In Berlin, the project was launched in mid-March. In cooperation with ARTE Concert, the largest virtual club in the world was created. DJs and lighting designers have been bringing the atmosphere of the night into living rooms ever since. The proceeds from a Soli-Ticket will be used to support the respective clubs, artists and organizers. At the beginning of April, the platform began to expand and was launched as “United We Stream Global”. Other cities and regions in Germany and Europe, including Hamburg, Leipzig, Vienna and Greater Manchester, have joined the project to draw attention to local funding campaigns.
Visual support for Chauvet in Hamburg
In Hamburg, the project was supported by Chauvet Professionals in order to highlight the stream in a visually attractive way for the viewer. The team, led by lighting designer Sylvia Tara, known as Koyo by everyone, which was to put the DJs in the deserted Hambuger Club Uebel und Gefährlich in the right light, used a setup consisting of spotlights from CHAUVET Professional.
The eye-catcher was a huge cross-like construction that floated behind the DJs. The formation was realised with a total of twelve fixtures from the ÉPIX Strip IP series. Thanks to pixel mapping compatibility, these provided creative visualizations. In addition to the ÉPIX Strips, numerous Rogue R3 spots and Rogue R1 beams were used for illumination and to set the atmosphere. Furthermore, two CHAUVET Professional Maverick MK Pyxis were used.

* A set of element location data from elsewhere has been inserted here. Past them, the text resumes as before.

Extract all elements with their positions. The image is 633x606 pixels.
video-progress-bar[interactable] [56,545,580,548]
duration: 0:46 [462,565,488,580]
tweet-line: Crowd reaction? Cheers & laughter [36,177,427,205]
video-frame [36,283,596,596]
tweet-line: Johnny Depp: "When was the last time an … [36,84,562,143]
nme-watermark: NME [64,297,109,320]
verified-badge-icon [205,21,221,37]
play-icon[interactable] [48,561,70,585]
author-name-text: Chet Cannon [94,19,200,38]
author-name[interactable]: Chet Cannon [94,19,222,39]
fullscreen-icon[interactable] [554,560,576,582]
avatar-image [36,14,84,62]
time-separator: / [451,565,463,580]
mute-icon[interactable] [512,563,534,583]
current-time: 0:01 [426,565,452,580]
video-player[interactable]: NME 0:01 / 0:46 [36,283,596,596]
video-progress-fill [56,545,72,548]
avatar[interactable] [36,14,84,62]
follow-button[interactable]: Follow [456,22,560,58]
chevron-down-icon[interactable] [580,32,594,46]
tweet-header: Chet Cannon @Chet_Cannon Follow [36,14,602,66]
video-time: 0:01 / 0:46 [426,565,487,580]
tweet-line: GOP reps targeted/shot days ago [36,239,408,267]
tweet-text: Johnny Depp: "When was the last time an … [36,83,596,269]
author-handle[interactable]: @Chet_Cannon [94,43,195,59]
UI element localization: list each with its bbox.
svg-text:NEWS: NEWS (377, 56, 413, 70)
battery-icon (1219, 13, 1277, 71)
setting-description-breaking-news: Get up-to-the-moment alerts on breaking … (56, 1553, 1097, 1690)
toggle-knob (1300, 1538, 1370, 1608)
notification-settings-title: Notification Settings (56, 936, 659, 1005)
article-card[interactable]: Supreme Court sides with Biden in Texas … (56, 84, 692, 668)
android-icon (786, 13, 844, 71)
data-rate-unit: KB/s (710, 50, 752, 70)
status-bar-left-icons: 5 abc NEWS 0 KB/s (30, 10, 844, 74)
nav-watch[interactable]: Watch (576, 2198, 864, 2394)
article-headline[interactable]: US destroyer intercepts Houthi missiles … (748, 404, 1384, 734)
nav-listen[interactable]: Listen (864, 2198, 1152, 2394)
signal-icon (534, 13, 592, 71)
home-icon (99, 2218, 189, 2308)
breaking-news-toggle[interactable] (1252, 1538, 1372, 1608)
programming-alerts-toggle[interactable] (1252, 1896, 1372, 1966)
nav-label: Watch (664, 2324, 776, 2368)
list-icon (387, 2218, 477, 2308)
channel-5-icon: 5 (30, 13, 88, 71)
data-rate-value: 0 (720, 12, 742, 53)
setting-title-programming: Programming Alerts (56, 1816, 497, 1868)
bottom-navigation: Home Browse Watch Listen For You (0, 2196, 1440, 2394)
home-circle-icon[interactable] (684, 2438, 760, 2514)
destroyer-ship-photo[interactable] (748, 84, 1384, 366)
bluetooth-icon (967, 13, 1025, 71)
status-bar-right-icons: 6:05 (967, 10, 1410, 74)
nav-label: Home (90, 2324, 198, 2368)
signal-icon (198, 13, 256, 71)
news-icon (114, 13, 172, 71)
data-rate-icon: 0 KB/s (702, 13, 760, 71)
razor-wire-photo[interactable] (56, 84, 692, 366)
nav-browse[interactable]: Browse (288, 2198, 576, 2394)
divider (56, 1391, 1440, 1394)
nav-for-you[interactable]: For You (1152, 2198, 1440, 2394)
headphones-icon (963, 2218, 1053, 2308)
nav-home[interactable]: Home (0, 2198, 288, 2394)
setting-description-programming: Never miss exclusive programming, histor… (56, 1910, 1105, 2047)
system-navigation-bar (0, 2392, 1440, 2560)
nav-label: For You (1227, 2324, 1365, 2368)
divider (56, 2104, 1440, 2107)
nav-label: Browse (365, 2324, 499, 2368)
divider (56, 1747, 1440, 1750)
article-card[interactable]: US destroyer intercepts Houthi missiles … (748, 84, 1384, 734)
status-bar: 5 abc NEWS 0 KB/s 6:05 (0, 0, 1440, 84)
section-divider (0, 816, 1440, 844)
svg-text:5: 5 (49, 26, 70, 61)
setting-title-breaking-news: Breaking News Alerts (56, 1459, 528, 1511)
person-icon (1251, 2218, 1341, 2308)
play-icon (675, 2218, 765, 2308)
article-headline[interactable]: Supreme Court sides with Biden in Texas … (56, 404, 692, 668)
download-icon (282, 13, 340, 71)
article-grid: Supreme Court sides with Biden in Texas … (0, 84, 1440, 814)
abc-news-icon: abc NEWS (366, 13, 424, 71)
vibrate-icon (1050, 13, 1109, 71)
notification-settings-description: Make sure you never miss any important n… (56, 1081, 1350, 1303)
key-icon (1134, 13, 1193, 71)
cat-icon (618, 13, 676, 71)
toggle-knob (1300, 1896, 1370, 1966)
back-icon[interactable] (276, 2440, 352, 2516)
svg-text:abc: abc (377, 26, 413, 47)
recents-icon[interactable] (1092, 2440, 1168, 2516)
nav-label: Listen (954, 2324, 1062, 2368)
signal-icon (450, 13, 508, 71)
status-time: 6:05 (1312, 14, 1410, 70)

Sound&Co livestream in Belgium
United we stream is not the only project dedicated to saving the club scene – and supported by Chauvet. In Belgium, the rental company Sound&Co has set up an improvised livestream studio in its 1,200 square metre headquarters. Several talented DJs such as KAAPRISUN, Twallie, Lloyds and Sound of the Basement have already played there without an audience, but live via internet.
They are supported by a rig that is anchored with four CHAUVET Professional Rogue R2 Wash spotlights and operated with a ChamSys MagicQ MQ80 console. “We wanted our lighting and scenic background to create the look and feel of a club or party,” said Jonas Bellemans, CEO of Sound&Co, who notes that the CHAUVET DJ Freedom Quad IP units were also used to illuminate the background of enclosures.

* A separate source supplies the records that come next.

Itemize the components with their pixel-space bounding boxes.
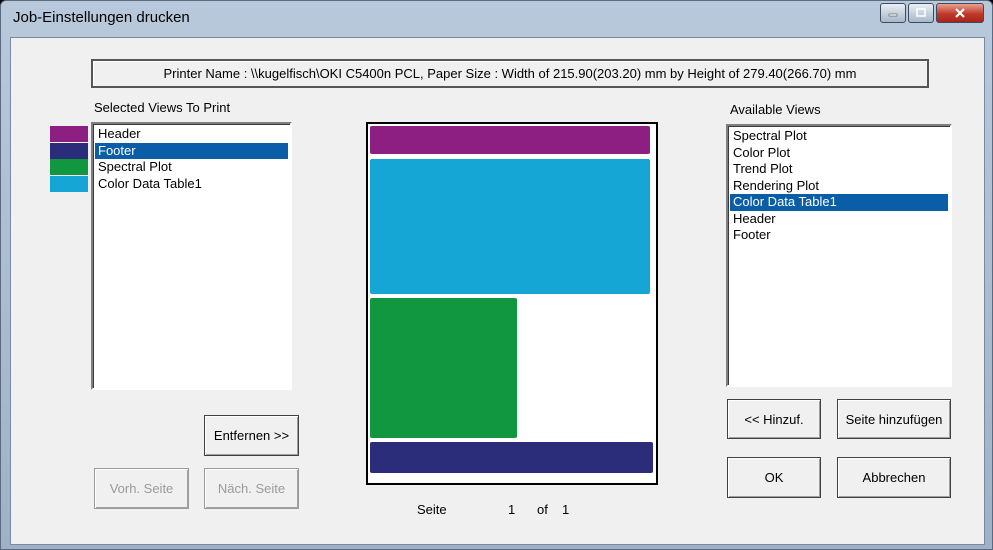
current-page-number: 1 [508, 502, 516, 517]
list-item[interactable]: Color Data Table1 [95, 176, 288, 193]
title-bar[interactable]: Job-Einstellungen drucken [1, 1, 992, 37]
list-item[interactable]: Header [730, 211, 948, 228]
list-item[interactable]: Footer [730, 227, 948, 244]
of-label: of [537, 502, 548, 517]
list-item[interactable]: Footer [95, 142, 288, 159]
view-color-swatch [50, 126, 88, 142]
list-item[interactable]: Trend Plot [730, 161, 948, 178]
dialog-client-area: Printer Name : \\kugelfisch\OKI C5400n P… [10, 37, 985, 545]
view-color-swatch [50, 142, 88, 159]
close-button[interactable] [936, 3, 984, 23]
ok-button[interactable]: OK [727, 457, 821, 498]
caption-buttons [880, 3, 984, 23]
next-page-button[interactable]: Näch. Seite [204, 468, 299, 509]
page-label: Seite [417, 502, 447, 517]
list-item[interactable]: Header [95, 126, 288, 143]
page-preview [366, 122, 658, 485]
list-item[interactable]: Color Data Table1 [730, 194, 948, 211]
add-page-button[interactable]: Seite hinzufügen [837, 399, 951, 439]
preview-footer-block [370, 442, 653, 473]
selected-views-label: Selected Views To Print [94, 100, 231, 115]
printer-info-bar: Printer Name : \\kugelfisch\OKI C5400n P… [91, 59, 929, 88]
selected-views-list[interactable]: Header Footer Spectral Plot Color Data Tabl… [91, 122, 292, 390]
available-views-list[interactable]: Spectral Plot Color Plot Trend Plot Renderi… [726, 124, 952, 387]
total-pages-number: 1 [562, 502, 570, 517]
cancel-button[interactable]: Abbrechen [837, 457, 951, 498]
print-job-settings-window: Job-Einstellungen drucken Printer Name :… [0, 0, 993, 550]
close-icon [955, 8, 965, 18]
preview-color-table-block [370, 159, 650, 294]
preview-spectral-plot-block [370, 298, 517, 438]
prev-page-button[interactable]: Vorh. Seite [94, 468, 189, 509]
window-title: Job-Einstellungen drucken [13, 9, 190, 26]
preview-header-block [370, 126, 650, 154]
minimize-icon [888, 13, 898, 17]
minimize-button[interactable] [880, 3, 906, 23]
list-item[interactable]: Spectral Plot [730, 128, 948, 145]
view-color-swatch [50, 175, 88, 192]
remove-button[interactable]: Entfernen >> [204, 415, 299, 456]
list-item[interactable]: Spectral Plot [95, 159, 288, 176]
view-color-swatch [50, 159, 88, 175]
add-button[interactable]: << Hinzuf. [727, 399, 821, 439]
maximize-icon [916, 8, 926, 17]
maximize-button[interactable] [908, 3, 934, 23]
available-views-label: Available Views [730, 102, 821, 117]
list-item[interactable]: Rendering Plot [730, 178, 948, 195]
list-item[interactable]: Color Plot [730, 145, 948, 162]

Bellemans and his team decided to convert part of their warehouse into a live stream studio shortly after the Belgian government announced the closure. “As a rental company we know a lot of DJs, so I called some of them with my idea,” he said. “They wanted to do the same thing as us, so it fit perfectly. At first we didn’t have a goal in mind, but after a live stream we all wanted to do more and reach more people, so we kept going. The live-streamed DJ performances were greeted with unbridled enthusiasm by an entertainment-hungry audience. A corporate client, who had to cancel a party due to the lockdown, asked Sound&Co to do an online version of the event with DJs but without guests. Every week Sound&Co and its DJs stream a themed virtual party. The most recent one was a “Cuba Night” where cocktails were delivered to households.